Suspiré mientras le quitaba la
remera a mi amigo. Observé la venda en su pecho, bañada en rojo, bañada en
dolor. Mis ojos se inundaron de angustia y mi garganta se enredó. Me volví
rápidamente, dispuesto a sacarle las zapatillas.
—¿En serio vamos a dejar la
investigación? —pregunté, sólo para ocupar mi mente en cualquier otra cosa que
me hiciera olvidar la sangre.
—Sí, al menos por el momento
—murmuró mientras abría la venda—. No quiero que corramos peligro: ni nosotros,
ni nadie.
Me quedé en silencio,
pensativo. ¿Qué pasaría con Marco? ¿Terminar con la investigación implicaba
olvidarme de él? ¿Y Julia? No podía contarle nada. No después de lo que había
sucedido.
—¿Qué pasa? —quiso saber,
intuyendo mi preocupación.
—Estoy tan cerca de llegar a
Marco… probablemente responda a las peticiones de Margarita, o le conteste el
mensaje que le envió.
Esbozó una sonrisa casi
imperceptible, pero fue evidente en su rostro estático.
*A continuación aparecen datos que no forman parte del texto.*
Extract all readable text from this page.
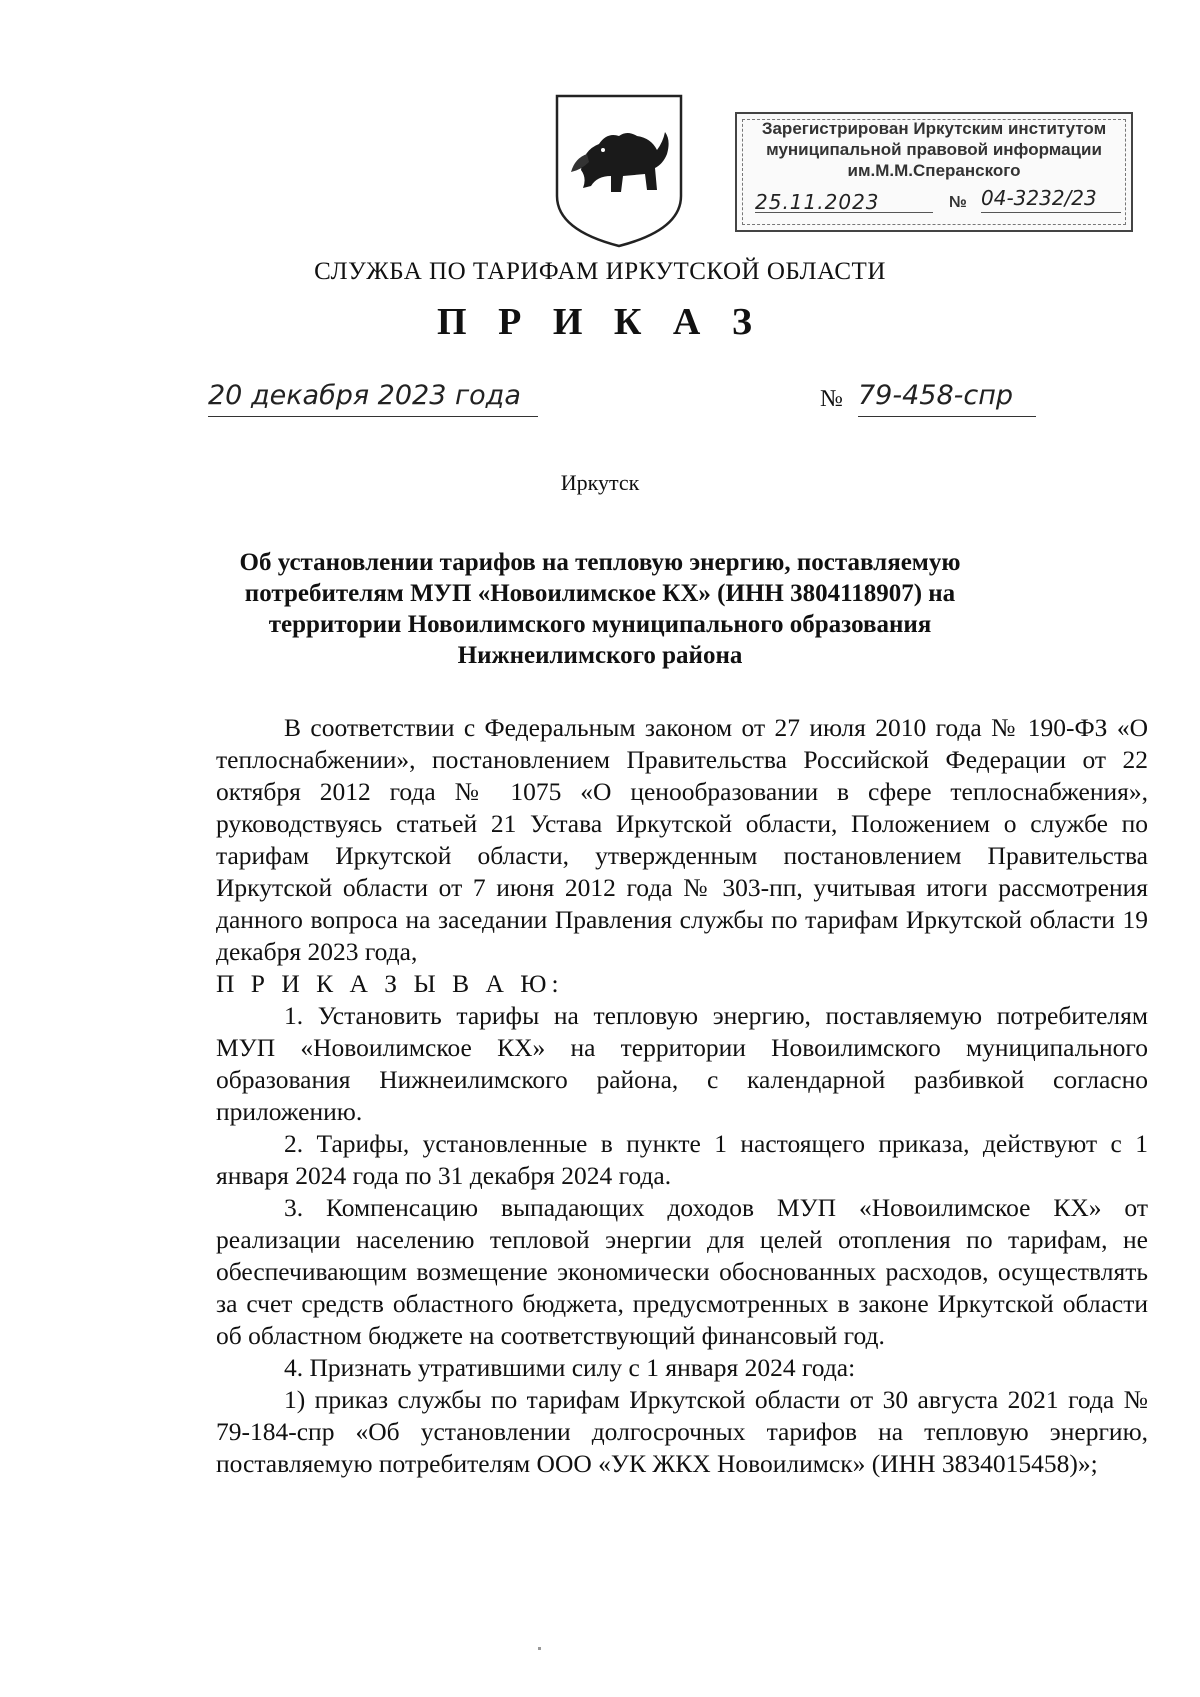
Зарегистрирован Иркутским институтом
муниципальной правовой информации
им.М.М.Сперанского
25.11.2023	№ 04-3232/23
СЛУЖБА ПО ТАРИФАМ ИРКУТСКОЙ ОБЛАСТИ
П Р И К А З
20 декабря 2023 года	№ 79-458-спр
Иркутск
Об установлении тарифов на тепловую энергию, поставляемую
потребителям МУП «Новоилимское КХ» (ИНН 3804118907) на
территории Новоилимского муниципального образования
Нижнеилимского района

В соответствии с Федеральным законом от 27 июля 2010 года № 190-ФЗ «О теплоснабжении», постановлением Правительства Российской Федерации от 22 октября 2012 года № 1075 «О ценообразовании в сфере теплоснабжения», руководствуясь статьей 21 Устава Иркутской области, Положением о службе по тарифам Иркутской области, утвержденным постановлением Правительства Иркутской области от 7 июня 2012 года № 303-пп, учитывая итоги рассмотрения данного вопроса на заседании Правления службы по тарифам Иркутской области 19 декабря 2023 года,

П Р И К А З Ы В А Ю:

1. Установить тарифы на тепловую энергию, поставляемую потребителям МУП «Новоилимское КХ» на территории Новоилимского муниципального образования Нижнеилимского района, с календарной разбивкой согласно приложению.

2. Тарифы, установленные в пункте 1 настоящего приказа, действуют с 1 января 2024 года по 31 декабря 2024 года.

3. Компенсацию выпадающих доходов МУП «Новоилимское КХ» от реализации населению тепловой энергии для целей отопления по тарифам, не обеспечивающим возмещение экономически обоснованных расходов, осуществлять за счет средств областного бюджета, предусмотренных в законе Иркутской области об областном бюджете на соответствующий финансовый год.

4. Признать утратившими силу с 1 января 2024 года:

1) приказ службы по тарифам Иркутской области от 30 августа 2021 года № 79-184-спр «Об установлении долгосрочных тарифов на тепловую энергию, поставляемую потребителям ООО «УК ЖКХ Новоилимск» (ИНН 3834015458)»;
—Ramona tiene mi permiso para
resolver un asunto pendiente —dijo, revisando la herida, negando con la cabeza—. Supongo que no resulta
peligroso que sigas buscando a tu hermano.
Sonreí, y el nudo en la
garganta aflojó un poco. Comencé a sacarle la media izquierda a Federico y mis
dedos palparon una superficie distinta a la tela.
Papel.
Fruncí el entrecejo mientras
sacaba el pequeño trozo de hoja doblado a la mitad. Lo desplegué. Algo en mi
pecho empujó para salir, para escaparse.
Dos palabras escritas con
letra desprolija atravesaron mis pupilas y se grabaron en mi cabeza: Matías Vananzi.
—¿Qué es eso? —preguntó
Mariano, acercándose a mí.
Me volví hacia él, sin saber
qué responder. Nuestras miradas se cruzaron, e instantáneamente supe que ese
nombre, ese hombre, era el paso final.